BP – Pour ma part, je ne parlerais pas d’érotisme, il ne faut pas prendre ça au pied de la lettre, c’est imagé, comme l’est le cantique des cantiques.

(Le marquis, encore tout énervé par le récit de Sainte Thérèse d’Avila, intervient avant même que Thérèse puisse s’expliquer)

S – Et bien, je ne sais pas ce qu’il vous faut Mr Pivot ! C’est à se demander si vous n’êtes pas sourd ? (Il forme un pavillon avec ses mains autour de sa bouche pour amplifier le son de sa voix); ELLE A DIT QUE « LE CORPS Y A SA PART ».

BP – Je reconnais, dans votre manière de m’interrompre, votre tempérament bouillonnant, mais force est de constater que votre intervention est pertinente. (En se tournant vers la sainte)
Ça n’est pas très catholique de jouir de la chair !?

T – « Le seigneur veut parfois, comme je l’ai dit, que le corps jouisse aussi, puisqu’il se montre maintenant soumis à la volonté de l’âme. »

75. La liberté 9

Extase de Sainte Thérèse d'Avila. Détail.
Extase de Sainte Thérèse d’Avila. Détail.

À la suite des articles 64, 68, 69, 70, 71, 72, 73, 74.
Sainte Thérèse d’Avila (T) et le marquis de Sade (S) débattent de la liberté, sur le plateau d’Apostrophe, en présence de Bernard Pivot (BP).

BP – Je suppose que c’est dans la septième demeure que l’on… Heu… comme vous le disiez à l’instant, Mme D’Avila, jouit de Dieu ?

T – Oui, c’est bien cela, c’est dans la quatrième demeure que nous connaissons, « une faveur surnaturelle », mais c’est dans la septième, que j’appelle aussi, « la chambre nuptiale du roi », que ce fait, à proprement parler, l’union avec notre seigneur. À cet instant, « ce n’est plus nous qui vivons, mais c’est le Christ qui vit en nous ».

S – Tout est dit, il ne reste plus qu’à savoir par quel orifice, il t’a pénétré…

BP – S’il vous plait, Mr de marquis, un peu de respect quand même !

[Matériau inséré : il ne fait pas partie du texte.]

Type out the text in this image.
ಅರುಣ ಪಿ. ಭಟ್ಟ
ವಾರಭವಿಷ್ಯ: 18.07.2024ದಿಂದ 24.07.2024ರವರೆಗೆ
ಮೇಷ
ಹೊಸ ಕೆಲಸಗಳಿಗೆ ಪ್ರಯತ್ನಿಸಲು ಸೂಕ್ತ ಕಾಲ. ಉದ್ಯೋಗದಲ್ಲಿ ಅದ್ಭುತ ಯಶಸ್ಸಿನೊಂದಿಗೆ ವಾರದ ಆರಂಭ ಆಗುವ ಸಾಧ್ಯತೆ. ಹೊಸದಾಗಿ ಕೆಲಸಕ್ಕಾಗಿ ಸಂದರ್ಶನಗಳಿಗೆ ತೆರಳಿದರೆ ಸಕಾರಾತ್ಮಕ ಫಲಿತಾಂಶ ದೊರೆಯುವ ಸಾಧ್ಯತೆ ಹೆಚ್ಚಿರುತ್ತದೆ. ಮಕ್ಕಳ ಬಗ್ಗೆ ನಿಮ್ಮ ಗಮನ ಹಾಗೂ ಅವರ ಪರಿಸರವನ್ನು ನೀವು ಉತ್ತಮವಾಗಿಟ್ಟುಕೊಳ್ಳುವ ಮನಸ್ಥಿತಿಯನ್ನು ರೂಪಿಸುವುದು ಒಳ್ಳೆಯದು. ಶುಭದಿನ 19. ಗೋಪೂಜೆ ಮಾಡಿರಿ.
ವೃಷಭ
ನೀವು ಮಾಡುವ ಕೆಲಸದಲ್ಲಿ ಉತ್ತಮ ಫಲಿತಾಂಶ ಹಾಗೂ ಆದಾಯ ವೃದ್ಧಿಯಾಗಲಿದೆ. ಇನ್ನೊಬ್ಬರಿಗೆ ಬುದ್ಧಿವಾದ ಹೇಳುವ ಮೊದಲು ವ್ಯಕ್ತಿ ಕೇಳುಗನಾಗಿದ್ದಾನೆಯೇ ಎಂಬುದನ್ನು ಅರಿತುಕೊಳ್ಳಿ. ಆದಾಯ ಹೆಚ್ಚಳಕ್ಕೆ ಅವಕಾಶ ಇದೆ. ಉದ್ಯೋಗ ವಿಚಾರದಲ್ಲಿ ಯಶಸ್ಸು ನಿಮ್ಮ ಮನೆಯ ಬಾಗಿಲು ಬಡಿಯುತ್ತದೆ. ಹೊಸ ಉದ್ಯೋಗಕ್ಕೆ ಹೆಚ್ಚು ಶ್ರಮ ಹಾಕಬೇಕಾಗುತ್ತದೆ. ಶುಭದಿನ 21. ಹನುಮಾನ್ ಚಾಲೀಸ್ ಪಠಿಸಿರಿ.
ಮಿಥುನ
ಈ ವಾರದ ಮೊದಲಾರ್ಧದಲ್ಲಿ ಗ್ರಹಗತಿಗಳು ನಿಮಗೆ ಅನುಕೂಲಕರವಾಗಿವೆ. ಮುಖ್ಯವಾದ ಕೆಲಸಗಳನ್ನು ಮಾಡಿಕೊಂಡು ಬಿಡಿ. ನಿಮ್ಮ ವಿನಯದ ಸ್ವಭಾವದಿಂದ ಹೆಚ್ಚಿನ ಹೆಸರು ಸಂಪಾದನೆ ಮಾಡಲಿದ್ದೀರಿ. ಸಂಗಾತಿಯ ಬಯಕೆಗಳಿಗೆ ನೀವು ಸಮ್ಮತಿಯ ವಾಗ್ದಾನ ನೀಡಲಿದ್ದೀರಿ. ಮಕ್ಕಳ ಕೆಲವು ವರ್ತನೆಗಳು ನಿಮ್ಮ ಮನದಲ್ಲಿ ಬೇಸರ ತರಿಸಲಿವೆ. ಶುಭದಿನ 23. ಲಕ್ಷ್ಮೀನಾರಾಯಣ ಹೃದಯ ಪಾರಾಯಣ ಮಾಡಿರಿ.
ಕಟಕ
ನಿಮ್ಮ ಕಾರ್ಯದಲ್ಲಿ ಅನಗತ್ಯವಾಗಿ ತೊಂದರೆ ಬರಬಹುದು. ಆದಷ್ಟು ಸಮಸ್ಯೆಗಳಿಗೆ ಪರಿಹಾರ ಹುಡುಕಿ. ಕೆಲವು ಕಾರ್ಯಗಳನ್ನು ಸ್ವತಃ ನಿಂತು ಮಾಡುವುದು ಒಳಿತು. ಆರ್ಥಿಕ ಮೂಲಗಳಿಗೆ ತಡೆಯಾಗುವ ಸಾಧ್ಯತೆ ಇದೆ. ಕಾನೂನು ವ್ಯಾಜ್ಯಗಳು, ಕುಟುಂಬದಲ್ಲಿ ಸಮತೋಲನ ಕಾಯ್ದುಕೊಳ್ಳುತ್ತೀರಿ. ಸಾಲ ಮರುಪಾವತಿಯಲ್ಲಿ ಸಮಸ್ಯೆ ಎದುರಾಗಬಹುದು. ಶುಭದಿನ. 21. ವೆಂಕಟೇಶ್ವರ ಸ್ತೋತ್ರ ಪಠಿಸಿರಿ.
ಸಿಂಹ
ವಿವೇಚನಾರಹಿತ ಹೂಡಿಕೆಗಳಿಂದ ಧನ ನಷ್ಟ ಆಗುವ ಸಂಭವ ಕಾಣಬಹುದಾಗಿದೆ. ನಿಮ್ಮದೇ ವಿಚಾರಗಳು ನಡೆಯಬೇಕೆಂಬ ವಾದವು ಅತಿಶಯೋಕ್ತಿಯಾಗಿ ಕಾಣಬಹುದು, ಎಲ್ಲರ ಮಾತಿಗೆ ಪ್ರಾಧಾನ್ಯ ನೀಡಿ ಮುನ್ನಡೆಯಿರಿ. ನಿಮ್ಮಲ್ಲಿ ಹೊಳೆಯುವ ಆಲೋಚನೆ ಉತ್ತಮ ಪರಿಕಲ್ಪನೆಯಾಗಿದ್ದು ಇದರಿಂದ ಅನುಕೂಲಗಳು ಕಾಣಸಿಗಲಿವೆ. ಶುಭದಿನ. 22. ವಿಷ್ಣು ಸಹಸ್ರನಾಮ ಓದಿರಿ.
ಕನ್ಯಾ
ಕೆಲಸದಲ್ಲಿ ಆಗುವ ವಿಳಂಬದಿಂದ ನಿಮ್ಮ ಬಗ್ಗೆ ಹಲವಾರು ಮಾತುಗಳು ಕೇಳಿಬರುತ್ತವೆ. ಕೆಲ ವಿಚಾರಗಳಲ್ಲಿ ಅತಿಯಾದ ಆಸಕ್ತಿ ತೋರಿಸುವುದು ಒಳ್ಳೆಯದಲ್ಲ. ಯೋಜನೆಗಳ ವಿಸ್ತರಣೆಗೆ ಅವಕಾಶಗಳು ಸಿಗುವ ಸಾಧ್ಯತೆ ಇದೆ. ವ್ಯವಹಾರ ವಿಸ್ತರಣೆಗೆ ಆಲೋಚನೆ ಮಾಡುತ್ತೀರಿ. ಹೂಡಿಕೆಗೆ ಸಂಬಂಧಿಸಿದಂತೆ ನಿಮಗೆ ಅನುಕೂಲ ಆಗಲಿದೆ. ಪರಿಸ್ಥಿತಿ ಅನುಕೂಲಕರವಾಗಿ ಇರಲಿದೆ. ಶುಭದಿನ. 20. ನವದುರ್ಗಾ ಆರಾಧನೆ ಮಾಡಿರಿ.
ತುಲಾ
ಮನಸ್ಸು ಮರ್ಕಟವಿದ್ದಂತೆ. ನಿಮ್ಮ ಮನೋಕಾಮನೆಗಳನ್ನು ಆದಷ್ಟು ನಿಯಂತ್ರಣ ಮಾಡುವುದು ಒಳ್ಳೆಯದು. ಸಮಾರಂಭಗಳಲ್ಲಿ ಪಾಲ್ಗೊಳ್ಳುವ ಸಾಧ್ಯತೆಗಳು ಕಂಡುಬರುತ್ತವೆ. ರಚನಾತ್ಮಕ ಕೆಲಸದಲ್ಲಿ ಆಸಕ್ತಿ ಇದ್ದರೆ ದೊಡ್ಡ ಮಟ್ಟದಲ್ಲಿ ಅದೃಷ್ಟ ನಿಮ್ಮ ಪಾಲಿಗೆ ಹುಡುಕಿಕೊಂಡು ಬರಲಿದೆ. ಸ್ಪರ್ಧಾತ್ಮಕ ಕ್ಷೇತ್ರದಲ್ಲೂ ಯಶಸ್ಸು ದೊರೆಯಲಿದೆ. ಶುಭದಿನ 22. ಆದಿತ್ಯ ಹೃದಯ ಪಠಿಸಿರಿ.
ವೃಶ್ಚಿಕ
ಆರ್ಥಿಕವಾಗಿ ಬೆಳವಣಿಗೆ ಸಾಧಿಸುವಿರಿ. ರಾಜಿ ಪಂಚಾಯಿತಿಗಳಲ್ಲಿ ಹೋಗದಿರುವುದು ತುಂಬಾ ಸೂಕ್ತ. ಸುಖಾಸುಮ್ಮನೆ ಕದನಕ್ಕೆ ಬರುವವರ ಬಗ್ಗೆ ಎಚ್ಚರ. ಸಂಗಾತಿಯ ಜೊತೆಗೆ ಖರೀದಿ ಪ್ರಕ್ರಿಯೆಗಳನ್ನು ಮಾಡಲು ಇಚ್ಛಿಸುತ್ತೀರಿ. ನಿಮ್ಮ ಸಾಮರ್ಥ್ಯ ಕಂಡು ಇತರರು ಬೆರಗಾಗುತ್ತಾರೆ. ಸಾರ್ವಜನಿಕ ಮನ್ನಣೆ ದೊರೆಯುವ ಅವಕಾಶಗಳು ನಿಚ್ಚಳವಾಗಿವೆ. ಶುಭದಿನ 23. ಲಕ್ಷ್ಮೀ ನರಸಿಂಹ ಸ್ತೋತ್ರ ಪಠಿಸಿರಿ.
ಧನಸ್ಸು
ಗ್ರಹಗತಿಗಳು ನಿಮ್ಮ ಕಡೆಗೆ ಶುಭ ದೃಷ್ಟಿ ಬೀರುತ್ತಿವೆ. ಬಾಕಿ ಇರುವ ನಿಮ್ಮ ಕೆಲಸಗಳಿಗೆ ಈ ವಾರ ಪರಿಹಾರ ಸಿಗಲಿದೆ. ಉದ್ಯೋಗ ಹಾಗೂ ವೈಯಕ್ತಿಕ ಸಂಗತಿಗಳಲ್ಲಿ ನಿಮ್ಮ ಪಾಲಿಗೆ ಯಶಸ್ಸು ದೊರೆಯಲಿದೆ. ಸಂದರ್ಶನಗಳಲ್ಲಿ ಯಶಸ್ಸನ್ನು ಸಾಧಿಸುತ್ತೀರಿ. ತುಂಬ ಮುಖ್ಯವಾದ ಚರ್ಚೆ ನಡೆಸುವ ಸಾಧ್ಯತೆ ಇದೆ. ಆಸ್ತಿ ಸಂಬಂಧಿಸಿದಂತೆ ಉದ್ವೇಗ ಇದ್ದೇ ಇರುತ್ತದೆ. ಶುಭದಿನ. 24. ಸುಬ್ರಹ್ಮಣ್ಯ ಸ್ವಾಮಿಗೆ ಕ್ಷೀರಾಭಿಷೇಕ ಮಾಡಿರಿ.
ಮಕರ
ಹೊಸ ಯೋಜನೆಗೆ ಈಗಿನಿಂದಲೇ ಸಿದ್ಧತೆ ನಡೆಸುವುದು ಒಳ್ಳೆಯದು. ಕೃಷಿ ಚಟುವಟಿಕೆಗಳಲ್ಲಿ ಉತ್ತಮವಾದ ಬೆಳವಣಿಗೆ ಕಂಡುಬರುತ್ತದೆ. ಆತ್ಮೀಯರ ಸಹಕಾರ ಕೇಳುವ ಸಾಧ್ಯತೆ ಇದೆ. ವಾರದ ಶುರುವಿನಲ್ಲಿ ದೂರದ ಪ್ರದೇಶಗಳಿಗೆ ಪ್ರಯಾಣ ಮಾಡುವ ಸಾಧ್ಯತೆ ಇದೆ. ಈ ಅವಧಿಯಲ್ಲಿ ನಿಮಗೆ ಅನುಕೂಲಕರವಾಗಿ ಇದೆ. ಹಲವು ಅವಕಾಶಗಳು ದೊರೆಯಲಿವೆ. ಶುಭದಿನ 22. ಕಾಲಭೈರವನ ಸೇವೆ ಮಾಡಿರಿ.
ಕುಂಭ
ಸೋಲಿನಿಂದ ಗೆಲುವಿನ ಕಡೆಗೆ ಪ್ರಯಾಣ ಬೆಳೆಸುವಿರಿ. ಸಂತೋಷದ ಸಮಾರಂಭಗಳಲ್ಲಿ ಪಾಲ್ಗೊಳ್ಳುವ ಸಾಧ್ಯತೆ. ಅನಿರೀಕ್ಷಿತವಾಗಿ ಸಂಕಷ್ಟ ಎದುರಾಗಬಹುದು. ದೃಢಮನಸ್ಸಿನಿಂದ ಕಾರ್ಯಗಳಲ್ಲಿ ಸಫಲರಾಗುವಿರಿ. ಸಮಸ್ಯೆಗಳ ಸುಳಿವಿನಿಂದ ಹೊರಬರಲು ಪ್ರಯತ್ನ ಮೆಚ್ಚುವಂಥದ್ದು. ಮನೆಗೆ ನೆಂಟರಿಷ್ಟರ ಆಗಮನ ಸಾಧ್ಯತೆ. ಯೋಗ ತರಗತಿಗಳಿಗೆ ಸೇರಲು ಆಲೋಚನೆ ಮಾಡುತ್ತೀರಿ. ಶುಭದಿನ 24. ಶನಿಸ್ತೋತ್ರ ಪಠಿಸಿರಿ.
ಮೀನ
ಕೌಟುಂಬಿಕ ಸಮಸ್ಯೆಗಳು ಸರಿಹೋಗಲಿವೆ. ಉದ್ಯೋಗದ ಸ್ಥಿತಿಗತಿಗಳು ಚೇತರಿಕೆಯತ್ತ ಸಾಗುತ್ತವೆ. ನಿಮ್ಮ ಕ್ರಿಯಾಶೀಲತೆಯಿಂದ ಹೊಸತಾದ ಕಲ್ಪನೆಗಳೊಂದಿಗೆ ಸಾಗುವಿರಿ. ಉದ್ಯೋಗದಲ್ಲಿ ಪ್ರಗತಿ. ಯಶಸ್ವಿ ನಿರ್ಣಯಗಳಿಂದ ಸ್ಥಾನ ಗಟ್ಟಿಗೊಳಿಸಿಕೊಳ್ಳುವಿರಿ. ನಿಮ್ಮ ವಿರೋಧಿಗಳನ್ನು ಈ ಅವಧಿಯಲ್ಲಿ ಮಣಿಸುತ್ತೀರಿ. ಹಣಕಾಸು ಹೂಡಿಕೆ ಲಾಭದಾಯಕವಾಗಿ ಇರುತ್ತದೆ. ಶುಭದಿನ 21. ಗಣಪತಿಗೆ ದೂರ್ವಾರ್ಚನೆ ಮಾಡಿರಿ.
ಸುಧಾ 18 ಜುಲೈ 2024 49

T – Ne vous inquiétez pas Mr Pivot, j’ai été très jeune, familiarisée avec ce sujet, j’étais à peine adolescente quand j’ai risqué de déshonorer ma famille avec un cousin éloigné, j’aurai pu tomber enceinte, et ça n’aurait pas été par « enchantement » ou par l’opération du saint esprit, cette fois… Il n’aurait plus manqué que ça, déjà que nous étions inquiétés par l’inquisition parce que mon grand-père était un juif converti…

S – « Que diable leur fissent-ils que cet homme fût juif ou turc et qu’ils ne le laissassent en paix ? »

T – Cette remarque est tout à ton honneur, Donatien, c’est celle d’un homme qui défends la liberté de culte, mais permets moi de répondre à ta question, qui a d’avantage trait à la liberté de cul…qu’à la liberté de culte. (Donatien sourit alors que Bernard Pivot reste impassible, imaginant par avance la sanction que va lui infliger le CSA pour ce nouveau dérapage verbal) À savoir, par quel orifice Jésus m’a pénétré ? (Bernard Pivot est atterré, il se prend la tête entre les mains) Et bien, au risque de te décevoir, Donatien, par aucun des orifices auxquels tu as eu recours pour pénétrer qui que ce soi, homme, femme ou animal. Pour ainsi dire, Jésus Christ, notre seigneur, a créé lui-même l’orifice par lequel il s’est introduit en moi.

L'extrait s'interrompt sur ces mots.